There are, of course, many questions about SWORD and Monica’s blank MRI, all of which feels like setup for future movies (especially that beat where Monica visibly bristled at the mention of Captain Marvel, someone is NOT HAPPY with her Aunt Carol). Also, Tyler Haywood (Josh Stamberg), the acting director of SWORD, is Obviously Evil and clearly trying to scapegoat Wanda for some sh-t he did (I do appreciate that Marvel has always recognized white guys in business suits as nefarious). He had Vision CHOPPED UP in PARTS, which begs the question of how he even got Vision’s body (surely the surviving Avengers buried him?), and what he intended to do with it. His certainty that Wanda is “weaponizing” Vision means that he was definitely weaponizing Vision and now wants to eradicate Wanda and blame her for everything. This stuff is fun—JIMMY WOO IS THE BEST—but again, it’s not delivering as much depth as the ever-darkening trauma cloud around Wanda. 

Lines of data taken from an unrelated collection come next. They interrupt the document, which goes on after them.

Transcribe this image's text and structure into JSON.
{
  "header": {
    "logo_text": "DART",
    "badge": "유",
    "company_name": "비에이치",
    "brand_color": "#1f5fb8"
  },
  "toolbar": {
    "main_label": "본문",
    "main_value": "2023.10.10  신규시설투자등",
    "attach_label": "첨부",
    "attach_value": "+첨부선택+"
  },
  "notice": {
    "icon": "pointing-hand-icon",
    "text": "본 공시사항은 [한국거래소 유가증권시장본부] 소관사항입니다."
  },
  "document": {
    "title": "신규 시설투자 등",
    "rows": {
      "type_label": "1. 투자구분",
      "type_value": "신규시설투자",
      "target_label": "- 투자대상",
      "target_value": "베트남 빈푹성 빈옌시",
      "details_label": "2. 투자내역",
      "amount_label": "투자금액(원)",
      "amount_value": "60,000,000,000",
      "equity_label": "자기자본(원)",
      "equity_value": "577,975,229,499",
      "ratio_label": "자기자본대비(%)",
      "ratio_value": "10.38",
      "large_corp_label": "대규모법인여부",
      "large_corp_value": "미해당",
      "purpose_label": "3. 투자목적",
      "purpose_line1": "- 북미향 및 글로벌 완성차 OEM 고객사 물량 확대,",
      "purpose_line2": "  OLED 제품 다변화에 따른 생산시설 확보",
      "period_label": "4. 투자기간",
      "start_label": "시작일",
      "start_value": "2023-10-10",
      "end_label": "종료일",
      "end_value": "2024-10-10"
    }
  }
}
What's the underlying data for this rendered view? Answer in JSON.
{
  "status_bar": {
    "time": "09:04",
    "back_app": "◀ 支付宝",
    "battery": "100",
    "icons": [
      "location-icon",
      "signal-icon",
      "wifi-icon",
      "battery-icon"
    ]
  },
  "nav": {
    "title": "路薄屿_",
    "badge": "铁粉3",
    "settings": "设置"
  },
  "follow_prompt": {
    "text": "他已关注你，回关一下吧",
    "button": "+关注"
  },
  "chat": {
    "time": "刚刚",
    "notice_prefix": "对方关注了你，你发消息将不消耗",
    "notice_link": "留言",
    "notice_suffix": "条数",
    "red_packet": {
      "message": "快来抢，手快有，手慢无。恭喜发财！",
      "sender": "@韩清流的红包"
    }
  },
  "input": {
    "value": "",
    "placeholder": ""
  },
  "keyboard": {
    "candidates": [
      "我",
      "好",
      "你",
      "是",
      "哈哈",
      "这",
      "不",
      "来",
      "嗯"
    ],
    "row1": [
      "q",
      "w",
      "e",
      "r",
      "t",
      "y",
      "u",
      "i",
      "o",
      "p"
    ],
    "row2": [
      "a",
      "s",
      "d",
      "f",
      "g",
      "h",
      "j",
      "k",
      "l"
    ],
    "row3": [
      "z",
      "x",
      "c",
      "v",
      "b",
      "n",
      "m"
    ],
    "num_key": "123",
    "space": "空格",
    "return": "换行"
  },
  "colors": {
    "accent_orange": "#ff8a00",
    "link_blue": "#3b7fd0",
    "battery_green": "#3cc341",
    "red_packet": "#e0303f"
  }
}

But the story about Wanda and her grief is compelling. Superheroes absorb a lot of trauma and rarely stop long enough to deal with any of it, but WandaVision is (mostly) about that very thing. So far, the little bit of action we have seen is tied directly to Wanda lashing out to challenges of her idealized life, and I hope that continues. When the story is captivating, the punchy-kicky stuff becomes less important and you don’t even really miss it because so much other stuff is happening. Vision unraveling the truth about Westview, Wanda trying to maintain her façade of control, whoever is interfering with Wanda, the emotional confrontation forced by the arrival of A Pietro but not THE Pietro, all of these things are compelling and don’t need punchy-kicky to make them worth watching. I’m sure we’ll get to the punchy-kicky eventually, but for now, WandaVision is falling further down its own rabbit hole and consistently pulling out more interesting complications and revelations. 

WandaVision is streaming on Disney+ with new episodes arriving each Friday.